If this sounds abstract, let me phrase it as a question: Why didn't Luxembourg try to stop Hitler? The answer is obvious: they could not. If they had attacked the German army in 1939, they would have been destroyed and the Germans would have gone right back to their destruction. They would not have lessened the evil that the Germans were doing; they would have added to it.
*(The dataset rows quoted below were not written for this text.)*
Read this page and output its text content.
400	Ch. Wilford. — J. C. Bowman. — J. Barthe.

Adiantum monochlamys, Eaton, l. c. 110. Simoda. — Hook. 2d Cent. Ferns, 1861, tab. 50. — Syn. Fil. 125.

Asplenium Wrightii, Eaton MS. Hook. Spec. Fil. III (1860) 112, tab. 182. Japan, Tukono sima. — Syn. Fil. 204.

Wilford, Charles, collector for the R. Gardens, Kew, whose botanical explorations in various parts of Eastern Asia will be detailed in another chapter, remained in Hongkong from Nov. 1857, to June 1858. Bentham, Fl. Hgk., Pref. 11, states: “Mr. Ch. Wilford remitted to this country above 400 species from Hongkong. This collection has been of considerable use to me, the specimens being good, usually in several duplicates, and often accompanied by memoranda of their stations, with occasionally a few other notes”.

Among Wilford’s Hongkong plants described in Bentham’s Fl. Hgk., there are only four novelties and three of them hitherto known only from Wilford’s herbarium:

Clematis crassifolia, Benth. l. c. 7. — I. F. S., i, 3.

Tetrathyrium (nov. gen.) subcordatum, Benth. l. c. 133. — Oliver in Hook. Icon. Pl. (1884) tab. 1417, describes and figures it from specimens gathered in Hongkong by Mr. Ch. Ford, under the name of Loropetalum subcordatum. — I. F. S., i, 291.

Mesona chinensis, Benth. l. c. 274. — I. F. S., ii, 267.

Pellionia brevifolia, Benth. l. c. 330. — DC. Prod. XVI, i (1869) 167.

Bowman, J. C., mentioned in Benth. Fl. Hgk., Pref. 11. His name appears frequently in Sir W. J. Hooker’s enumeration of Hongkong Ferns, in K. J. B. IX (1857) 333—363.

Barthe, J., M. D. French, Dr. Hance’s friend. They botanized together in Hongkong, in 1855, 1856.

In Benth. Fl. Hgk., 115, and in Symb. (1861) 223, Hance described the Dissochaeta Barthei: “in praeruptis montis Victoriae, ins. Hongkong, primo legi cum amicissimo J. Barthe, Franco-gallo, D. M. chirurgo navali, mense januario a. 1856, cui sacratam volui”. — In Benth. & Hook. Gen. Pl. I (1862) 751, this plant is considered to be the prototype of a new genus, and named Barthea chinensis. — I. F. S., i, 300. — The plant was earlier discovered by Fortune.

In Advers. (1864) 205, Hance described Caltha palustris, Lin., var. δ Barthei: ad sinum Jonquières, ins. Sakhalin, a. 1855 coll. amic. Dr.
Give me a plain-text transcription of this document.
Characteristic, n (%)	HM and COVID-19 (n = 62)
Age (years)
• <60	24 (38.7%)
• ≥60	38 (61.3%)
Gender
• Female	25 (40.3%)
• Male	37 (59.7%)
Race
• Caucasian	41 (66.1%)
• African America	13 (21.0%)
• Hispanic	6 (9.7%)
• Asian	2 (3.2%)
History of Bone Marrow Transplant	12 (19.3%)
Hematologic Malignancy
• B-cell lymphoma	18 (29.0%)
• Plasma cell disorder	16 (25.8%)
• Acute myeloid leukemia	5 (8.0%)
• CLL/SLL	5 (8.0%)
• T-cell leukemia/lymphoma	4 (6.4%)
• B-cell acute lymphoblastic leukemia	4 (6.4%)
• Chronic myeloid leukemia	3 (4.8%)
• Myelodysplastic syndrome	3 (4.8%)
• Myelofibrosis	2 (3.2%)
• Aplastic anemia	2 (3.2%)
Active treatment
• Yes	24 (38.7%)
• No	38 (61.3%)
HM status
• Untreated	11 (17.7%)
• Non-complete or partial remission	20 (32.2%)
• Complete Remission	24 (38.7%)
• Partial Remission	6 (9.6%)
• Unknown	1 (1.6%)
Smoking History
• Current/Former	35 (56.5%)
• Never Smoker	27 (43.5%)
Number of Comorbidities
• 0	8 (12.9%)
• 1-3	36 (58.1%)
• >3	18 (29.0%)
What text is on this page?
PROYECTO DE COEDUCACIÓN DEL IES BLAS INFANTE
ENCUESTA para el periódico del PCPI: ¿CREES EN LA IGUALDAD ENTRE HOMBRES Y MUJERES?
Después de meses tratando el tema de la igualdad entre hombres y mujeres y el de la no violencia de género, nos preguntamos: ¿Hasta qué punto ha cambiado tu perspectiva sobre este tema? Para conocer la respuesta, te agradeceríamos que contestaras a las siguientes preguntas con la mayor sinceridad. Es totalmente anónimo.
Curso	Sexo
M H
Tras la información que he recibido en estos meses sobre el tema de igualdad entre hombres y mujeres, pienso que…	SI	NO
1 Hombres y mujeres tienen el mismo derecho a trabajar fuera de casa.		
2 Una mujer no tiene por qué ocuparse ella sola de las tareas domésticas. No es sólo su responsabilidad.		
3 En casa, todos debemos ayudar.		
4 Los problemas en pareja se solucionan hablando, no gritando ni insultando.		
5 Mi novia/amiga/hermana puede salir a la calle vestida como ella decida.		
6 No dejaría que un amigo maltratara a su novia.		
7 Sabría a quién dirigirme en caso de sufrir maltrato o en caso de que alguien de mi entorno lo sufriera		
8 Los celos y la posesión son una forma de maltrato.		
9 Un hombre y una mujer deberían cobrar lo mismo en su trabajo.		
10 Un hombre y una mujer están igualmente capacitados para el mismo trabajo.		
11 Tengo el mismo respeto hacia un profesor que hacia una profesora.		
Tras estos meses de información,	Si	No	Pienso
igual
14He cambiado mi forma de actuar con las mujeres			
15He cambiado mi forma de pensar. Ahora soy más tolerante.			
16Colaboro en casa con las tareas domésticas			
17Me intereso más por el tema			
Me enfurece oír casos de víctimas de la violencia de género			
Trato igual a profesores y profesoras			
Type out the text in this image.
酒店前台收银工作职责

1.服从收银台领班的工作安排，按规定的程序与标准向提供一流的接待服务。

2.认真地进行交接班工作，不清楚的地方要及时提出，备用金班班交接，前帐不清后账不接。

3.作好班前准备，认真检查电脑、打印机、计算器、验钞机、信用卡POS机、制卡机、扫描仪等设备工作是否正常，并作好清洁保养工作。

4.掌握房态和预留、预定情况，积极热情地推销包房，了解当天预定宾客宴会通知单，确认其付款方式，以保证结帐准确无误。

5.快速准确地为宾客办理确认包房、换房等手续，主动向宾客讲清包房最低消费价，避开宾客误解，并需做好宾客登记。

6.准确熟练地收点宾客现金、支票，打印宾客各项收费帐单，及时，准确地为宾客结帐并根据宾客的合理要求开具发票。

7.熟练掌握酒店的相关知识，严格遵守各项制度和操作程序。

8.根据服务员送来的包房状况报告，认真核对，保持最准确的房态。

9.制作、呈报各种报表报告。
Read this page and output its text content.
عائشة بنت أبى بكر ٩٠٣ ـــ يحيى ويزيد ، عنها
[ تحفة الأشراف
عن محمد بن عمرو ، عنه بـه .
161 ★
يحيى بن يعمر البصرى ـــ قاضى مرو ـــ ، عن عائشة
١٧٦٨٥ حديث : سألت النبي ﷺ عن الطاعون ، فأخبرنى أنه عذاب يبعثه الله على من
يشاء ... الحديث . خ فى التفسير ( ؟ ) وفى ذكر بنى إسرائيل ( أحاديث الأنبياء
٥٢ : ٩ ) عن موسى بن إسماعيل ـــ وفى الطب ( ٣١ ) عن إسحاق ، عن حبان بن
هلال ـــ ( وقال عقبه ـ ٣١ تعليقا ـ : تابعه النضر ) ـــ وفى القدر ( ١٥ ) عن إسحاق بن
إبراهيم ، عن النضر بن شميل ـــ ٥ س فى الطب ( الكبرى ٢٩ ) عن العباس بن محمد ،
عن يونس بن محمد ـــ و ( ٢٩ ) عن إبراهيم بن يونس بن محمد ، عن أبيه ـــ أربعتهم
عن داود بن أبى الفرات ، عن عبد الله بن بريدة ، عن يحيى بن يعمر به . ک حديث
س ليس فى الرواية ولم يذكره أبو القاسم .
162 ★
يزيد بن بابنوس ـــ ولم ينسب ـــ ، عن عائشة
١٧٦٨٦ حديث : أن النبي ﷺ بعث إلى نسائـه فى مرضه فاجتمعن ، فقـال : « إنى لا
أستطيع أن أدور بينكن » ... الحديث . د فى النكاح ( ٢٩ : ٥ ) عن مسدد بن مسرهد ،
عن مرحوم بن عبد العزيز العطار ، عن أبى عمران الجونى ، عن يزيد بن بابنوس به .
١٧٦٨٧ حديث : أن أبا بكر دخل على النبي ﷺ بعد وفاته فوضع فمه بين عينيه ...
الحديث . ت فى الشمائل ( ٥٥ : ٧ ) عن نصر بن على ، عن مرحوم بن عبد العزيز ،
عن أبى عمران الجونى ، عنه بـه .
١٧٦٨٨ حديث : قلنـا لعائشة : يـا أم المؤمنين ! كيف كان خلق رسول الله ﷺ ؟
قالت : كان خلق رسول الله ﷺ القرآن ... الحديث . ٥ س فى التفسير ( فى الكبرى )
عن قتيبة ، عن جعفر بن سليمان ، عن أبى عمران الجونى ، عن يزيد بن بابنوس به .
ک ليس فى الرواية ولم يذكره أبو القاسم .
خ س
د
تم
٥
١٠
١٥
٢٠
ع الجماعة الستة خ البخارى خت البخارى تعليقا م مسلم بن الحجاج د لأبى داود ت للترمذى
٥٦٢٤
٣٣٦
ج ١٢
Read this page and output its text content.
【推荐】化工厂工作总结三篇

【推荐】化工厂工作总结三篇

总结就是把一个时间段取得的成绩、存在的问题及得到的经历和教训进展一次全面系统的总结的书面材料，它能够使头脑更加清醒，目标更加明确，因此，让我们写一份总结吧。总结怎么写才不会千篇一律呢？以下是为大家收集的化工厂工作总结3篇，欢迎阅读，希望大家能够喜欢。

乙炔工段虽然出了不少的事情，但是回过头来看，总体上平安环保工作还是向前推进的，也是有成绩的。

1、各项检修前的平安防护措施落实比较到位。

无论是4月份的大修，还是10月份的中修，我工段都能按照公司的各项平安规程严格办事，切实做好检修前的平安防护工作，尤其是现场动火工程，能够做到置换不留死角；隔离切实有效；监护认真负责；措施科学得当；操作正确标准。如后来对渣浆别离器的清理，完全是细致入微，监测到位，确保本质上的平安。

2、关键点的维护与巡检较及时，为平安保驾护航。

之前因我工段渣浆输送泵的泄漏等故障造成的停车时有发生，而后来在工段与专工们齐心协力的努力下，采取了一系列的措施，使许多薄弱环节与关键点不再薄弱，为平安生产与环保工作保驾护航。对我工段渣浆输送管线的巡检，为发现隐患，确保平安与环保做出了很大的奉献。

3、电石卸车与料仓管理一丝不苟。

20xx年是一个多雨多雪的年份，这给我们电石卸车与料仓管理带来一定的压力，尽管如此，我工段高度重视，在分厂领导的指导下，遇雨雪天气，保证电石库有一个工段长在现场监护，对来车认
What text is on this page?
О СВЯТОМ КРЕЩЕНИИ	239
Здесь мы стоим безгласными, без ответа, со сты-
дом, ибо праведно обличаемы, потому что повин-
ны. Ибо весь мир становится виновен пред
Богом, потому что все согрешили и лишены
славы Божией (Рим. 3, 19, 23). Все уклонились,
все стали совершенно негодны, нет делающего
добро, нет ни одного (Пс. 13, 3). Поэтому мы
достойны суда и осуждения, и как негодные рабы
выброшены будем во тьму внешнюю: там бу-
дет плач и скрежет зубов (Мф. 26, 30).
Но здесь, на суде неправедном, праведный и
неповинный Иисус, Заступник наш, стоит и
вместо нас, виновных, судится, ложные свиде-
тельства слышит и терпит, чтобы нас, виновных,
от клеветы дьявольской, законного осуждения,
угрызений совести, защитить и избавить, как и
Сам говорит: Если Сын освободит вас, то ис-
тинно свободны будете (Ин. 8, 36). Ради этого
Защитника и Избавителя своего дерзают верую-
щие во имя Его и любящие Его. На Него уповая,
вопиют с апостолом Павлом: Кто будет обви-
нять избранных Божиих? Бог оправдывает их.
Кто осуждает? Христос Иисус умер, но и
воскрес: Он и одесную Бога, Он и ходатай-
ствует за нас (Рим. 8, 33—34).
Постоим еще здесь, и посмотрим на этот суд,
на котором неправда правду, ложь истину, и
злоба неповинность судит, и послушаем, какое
It is flatly immoral, in the just-war framework, to attack without any hope of success. Only success, or a good-faith expectation of success, can justify a war fought on the grounds that it is the lesser evil. In the same way, a just war must be planned in a way that permits success. If you send an expeditionary force to stop a genocide in a foreign country, but you send only a handful of troops, you are no longer fighting a just war. You're simply killing more people. And if the goal of your war is fundamentally unachievable, then there is no way to justify it. George H. W. Bush's intervention in Somalia was purely humanitarian and generous; the goal of distributing food and aid to the starving is fundamentally just. But there quickly turned out to be no way to achieve that honorable goal in that place by force of arms. And just wars are not about good intentions. They are about relieving suffering and deterring bloodshed.

Obama does not wish to discuss the expectation of success condition, because he is bogged down in two wars where success can no longer be achieved. Iraq is obviously something he has been saddled with, and it's clear to the whole world why he's there; he's there because his troops are hard to extricate. Afghanistan, on the other hand, is a war that Obama explicitly defends as a just war, fought for an appropriate cause. And one could certainly argue that the initial invasion of Afghanistan was a perfectly orthodox just war: the United States was responding to an actual threat to its citizens' safety, and the goals of driving al-Qaeda out of Iraq and disrupting their terrorist operations were eminently feasible. But there are no longer any obviously feasible goals in Afghanistan. What we hope to achieve by remaining, or reasonably can believe we might achieve by remaining, has become a mystery. Obama can't justify the continuation of his "good war" in the just-war framework, and he knows it. So he doesn't try.

The question is not whether we should use our military to protect Libyan civilians from wholesale murder. I think that goal, taken just on its own terms, is unimpeachable. The question, which has yet to be answered, is whether our military power can protect those civilians from violence. That's the most important question of all.